Por Aura Isabel Olano
El pintor y restaurador payanés, Juan Arroyo, que a sus 9 años se maravilló con las historias que Víctor Quintero contaba de su primo, el pintor Augusto Rivera Garcés, nunca imaginó que a pesar de la diferencia de edad llegaría a ser su amigo, ayudante y luego restaurador de las obras de este gran artista caucano.
Ese niño escuchaba atento anécdotas que narraba el personaje que se hospedó en su casa paterna de la calle cuarta de Popayán, hoy sede del SENA, aunque poco entendía de celestinos y celestinas que había en Bolívar, Cauca, y mucho menos de citas clandestinas que se hacían en donde el herrero del pueblo.
Esas historias que escuchó en 1959 y que hoy le parecen mitológicas, se le quedaron grabadas para siempre.
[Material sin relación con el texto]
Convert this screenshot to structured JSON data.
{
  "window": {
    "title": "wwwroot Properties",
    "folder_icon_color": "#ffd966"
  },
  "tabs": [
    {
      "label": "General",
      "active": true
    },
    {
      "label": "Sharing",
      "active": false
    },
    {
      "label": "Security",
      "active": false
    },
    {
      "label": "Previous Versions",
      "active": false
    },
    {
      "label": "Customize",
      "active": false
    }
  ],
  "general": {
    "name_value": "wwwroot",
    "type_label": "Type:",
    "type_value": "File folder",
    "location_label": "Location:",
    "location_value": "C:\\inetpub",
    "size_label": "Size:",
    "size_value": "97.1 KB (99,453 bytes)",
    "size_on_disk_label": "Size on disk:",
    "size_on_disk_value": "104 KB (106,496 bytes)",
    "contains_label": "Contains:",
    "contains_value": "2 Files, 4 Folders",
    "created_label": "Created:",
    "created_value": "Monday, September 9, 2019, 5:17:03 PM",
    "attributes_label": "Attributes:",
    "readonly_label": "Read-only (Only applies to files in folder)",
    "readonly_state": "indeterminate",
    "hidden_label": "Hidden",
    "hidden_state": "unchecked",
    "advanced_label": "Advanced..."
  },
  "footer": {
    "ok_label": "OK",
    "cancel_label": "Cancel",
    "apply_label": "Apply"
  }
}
Siete años después, ya con 16, todo un adolescente inquieto, se encontró en La Herrería de Popayán con Víctor y Ricardo Quintero, los primos del pintor Rivera Garcés, y volvieron a narrar las historias mágicas de los “bolsiverdes”, mientras ellos bebían licor y el joven tomaba gaseosa La Reina. Fueron cinco horas de tertulia. Se fascinó aún más con la picaresca de los bolivarenses.
Más tarde Juan Arroyo conoció en persona al pintor Augusto Rivera, en su Bolívar del alma. Corroboró que en donde el herrero del pueblo, un hombre gordo que se le parecía a Sancho Panza, se cumplían las citas clandestinas y se desarrollaban deliciosas tertulias, en las que participaba hasta el cura párroco. En ese lugar había pinturas del insigne artista, que repetían figuras de mujeres y hombres.
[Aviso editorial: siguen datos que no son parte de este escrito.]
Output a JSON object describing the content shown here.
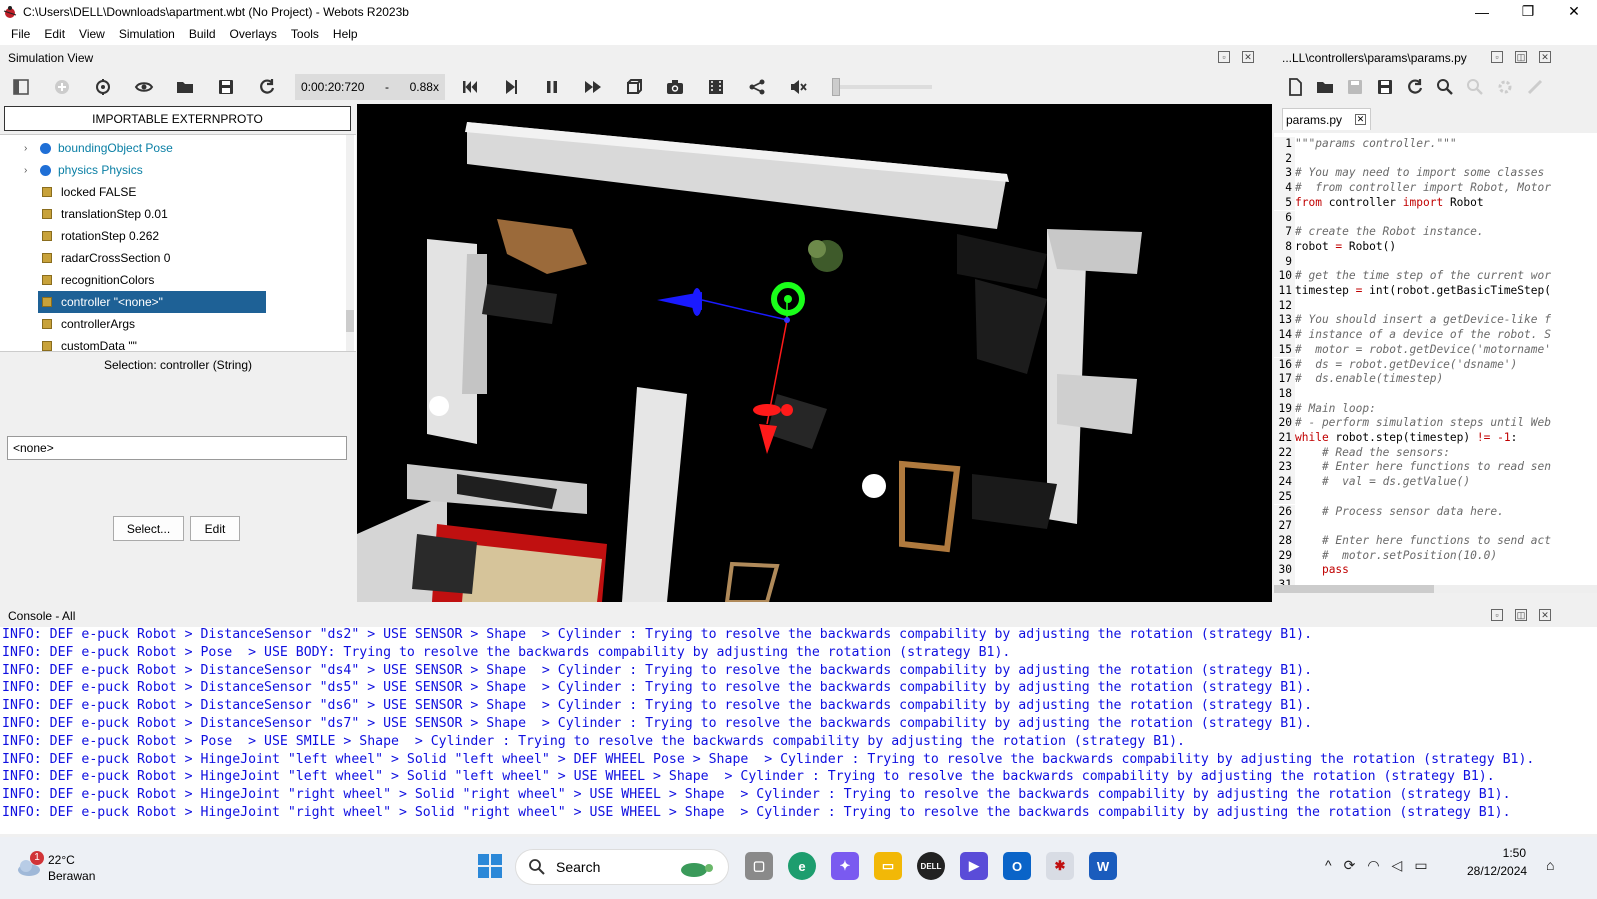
{
  "window": {
    "title": "C:\\Users\\DELL\\Downloads\\apartment.wbt (No Project) - Webots R2023b",
    "minimize": "—",
    "maximize": "❐",
    "close": "✕"
  },
  "menu": [
    "File",
    "Edit",
    "View",
    "Simulation",
    "Build",
    "Overlays",
    "Tools",
    "Help"
  ],
  "sim_view": {
    "header": "Simulation View",
    "time": "0:00:20:720",
    "dash": "-",
    "speed": "0.88x"
  },
  "scene_tree": {
    "proto_button": "IMPORTABLE EXTERNPROTO",
    "nodes": [
      {
        "label": "boundingObject Pose",
        "kind": "node"
      },
      {
        "label": "physics Physics",
        "kind": "node"
      },
      {
        "label": "locked FALSE",
        "kind": "field"
      },
      {
        "label": "translationStep 0.01",
        "kind": "field"
      },
      {
        "label": "rotationStep 0.262",
        "kind": "field"
      },
      {
        "label": "radarCrossSection 0",
        "kind": "field"
      },
      {
        "label": "recognitionColors",
        "kind": "field"
      },
      {
        "label": "controller \"<none>\"",
        "kind": "field",
        "selected": true
      },
      {
        "label": "controllerArgs",
        "kind": "field"
      },
      {
        "label": "customData \"\"",
        "kind": "field"
      }
    ],
    "selection": "Selection: controller (String)",
    "value": "<none>",
    "select_button": "Select...",
    "edit_button": "Edit"
  },
  "editor": {
    "header": "...LL\\controllers\\params\\params.py",
    "tab": "params.py",
    "lines": [
      {
        "n": "1",
        "segs": [
          [
            "cmt",
            "\"\"\"params controller.\"\"\""
          ]
        ]
      },
      {
        "n": "2",
        "segs": []
      },
      {
        "n": "3",
        "segs": [
          [
            "cmt",
            "# You may need to import some classes"
          ]
        ]
      },
      {
        "n": "4",
        "segs": [
          [
            "cmt",
            "#  from controller import Robot, Motor"
          ]
        ]
      },
      {
        "n": "5",
        "segs": [
          [
            "kw",
            "from"
          ],
          [
            "tx",
            " controller "
          ],
          [
            "kw",
            "import"
          ],
          [
            "tx",
            " Robot"
          ]
        ]
      },
      {
        "n": "6",
        "segs": []
      },
      {
        "n": "7",
        "segs": [
          [
            "cmt",
            "# create the Robot instance."
          ]
        ]
      },
      {
        "n": "8",
        "segs": [
          [
            "tx",
            "robot "
          ],
          [
            "op",
            "="
          ],
          [
            "tx",
            " Robot()"
          ]
        ]
      },
      {
        "n": "9",
        "segs": []
      },
      {
        "n": "10",
        "segs": [
          [
            "cmt",
            "# get the time step of the current wor"
          ]
        ]
      },
      {
        "n": "11",
        "segs": [
          [
            "tx",
            "timestep "
          ],
          [
            "op",
            "="
          ],
          [
            "tx",
            " int(robot.getBasicTimeStep("
          ]
        ]
      },
      {
        "n": "12",
        "segs": []
      },
      {
        "n": "13",
        "segs": [
          [
            "cmt",
            "# You should insert a getDevice-like f"
          ]
        ]
      },
      {
        "n": "14",
        "segs": [
          [
            "cmt",
            "# instance of a device of the robot. S"
          ]
        ]
      },
      {
        "n": "15",
        "segs": [
          [
            "cmt",
            "#  motor = robot.getDevice('motorname'"
          ]
        ]
      },
      {
        "n": "16",
        "segs": [
          [
            "cmt",
            "#  ds = robot.getDevice('dsname')"
          ]
        ]
      },
      {
        "n": "17",
        "segs": [
          [
            "cmt",
            "#  ds.enable(timestep)"
          ]
        ]
      },
      {
        "n": "18",
        "segs": []
      },
      {
        "n": "19",
        "segs": [
          [
            "cmt",
            "# Main loop:"
          ]
        ]
      },
      {
        "n": "20",
        "segs": [
          [
            "cmt",
            "# - perform simulation steps until Web"
          ]
        ]
      },
      {
        "n": "21",
        "segs": [
          [
            "kw",
            "while"
          ],
          [
            "tx",
            " robot.step(timestep) "
          ],
          [
            "op",
            "!="
          ],
          [
            "tx",
            " "
          ],
          [
            "op",
            "-1"
          ],
          [
            "tx",
            ":"
          ]
        ]
      },
      {
        "n": "22",
        "segs": [
          [
            "tx",
            "    "
          ],
          [
            "cmt",
            "# Read the sensors:"
          ]
        ]
      },
      {
        "n": "23",
        "segs": [
          [
            "tx",
            "    "
          ],
          [
            "cmt",
            "# Enter here functions to read sen"
          ]
        ]
      },
      {
        "n": "24",
        "segs": [
          [
            "tx",
            "    "
          ],
          [
            "cmt",
            "#  val = ds.getValue()"
          ]
        ]
      },
      {
        "n": "25",
        "segs": []
      },
      {
        "n": "26",
        "segs": [
          [
            "tx",
            "    "
          ],
          [
            "cmt",
            "# Process sensor data here."
          ]
        ]
      },
      {
        "n": "27",
        "segs": []
      },
      {
        "n": "28",
        "segs": [
          [
            "tx",
            "    "
          ],
          [
            "cmt",
            "# Enter here functions to send act"
          ]
        ]
      },
      {
        "n": "29",
        "segs": [
          [
            "tx",
            "    "
          ],
          [
            "cmt",
            "#  motor.setPosition(10.0)"
          ]
        ]
      },
      {
        "n": "30",
        "segs": [
          [
            "tx",
            "    "
          ],
          [
            "kw",
            "pass"
          ]
        ]
      },
      {
        "n": "31",
        "segs": []
      }
    ]
  },
  "console": {
    "header": "Console - All",
    "lines": [
      "INFO: DEF e-puck Robot > DistanceSensor \"ds2\" > USE SENSOR > Shape  > Cylinder : Trying to resolve the backwards compability by adjusting the rotation (strategy B1).",
      "INFO: DEF e-puck Robot > Pose  > USE BODY: Trying to resolve the backwards compability by adjusting the rotation (strategy B1).",
      "INFO: DEF e-puck Robot > DistanceSensor \"ds4\" > USE SENSOR > Shape  > Cylinder : Trying to resolve the backwards compability by adjusting the rotation (strategy B1).",
      "INFO: DEF e-puck Robot > DistanceSensor \"ds5\" > USE SENSOR > Shape  > Cylinder : Trying to resolve the backwards compability by adjusting the rotation (strategy B1).",
      "INFO: DEF e-puck Robot > DistanceSensor \"ds6\" > USE SENSOR > Shape  > Cylinder : Trying to resolve the backwards compability by adjusting the rotation (strategy B1).",
      "INFO: DEF e-puck Robot > DistanceSensor \"ds7\" > USE SENSOR > Shape  > Cylinder : Trying to resolve the backwards compability by adjusting the rotation (strategy B1).",
      "INFO: DEF e-puck Robot > Pose  > USE SMILE > Shape  > Cylinder : Trying to resolve the backwards compability by adjusting the rotation (strategy B1).",
      "INFO: DEF e-puck Robot > HingeJoint \"left wheel\" > Solid \"left wheel\" > DEF WHEEL Pose > Shape  > Cylinder : Trying to resolve the backwards compability by adjusting the rotation (strategy B1).",
      "INFO: DEF e-puck Robot > HingeJoint \"left wheel\" > Solid \"left wheel\" > USE WHEEL > Shape  > Cylinder : Trying to resolve the backwards compability by adjusting the rotation (strategy B1).",
      "INFO: DEF e-puck Robot > HingeJoint \"right wheel\" > Solid \"right wheel\" > USE WHEEL > Shape  > Cylinder : Trying to resolve the backwards compability by adjusting the rotation (strategy B1).",
      "INFO: DEF e-puck Robot > HingeJoint \"right wheel\" > Solid \"right wheel\" > USE WHEEL > Shape  > Cylinder : Trying to resolve the backwards compability by adjusting the rotation (strategy B1)."
    ]
  },
  "taskbar": {
    "weather_badge": "1",
    "temperature": "22°C",
    "weather": "Berawan",
    "search": "Search",
    "time": "1:50",
    "date": "28/12/2024"
  },
  "colors": {
    "selection": "#1e6196",
    "console_text": "#1010e0",
    "keyword": "#c00000"
  }
}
Allí, al calor del licor, el pintor bolsiverde narraba acontecimientos de esa población del Macizo Colombiano, como la llegada del primer carro, que fue la sensación, pero mientras la gente quería montar en ese extraño vehículo, Rivera observaba su funcionamiento. Y qué decir de la primera nevera General Electric que algún habitante acomodado adquirió. También se comentaba sobre el primer sastre que se estableció en la municipalidad, pues por lo general eran itinerantes. Pronto ese hombre supo de la vida y milagros de sus clientes, además de la ropa que usaban.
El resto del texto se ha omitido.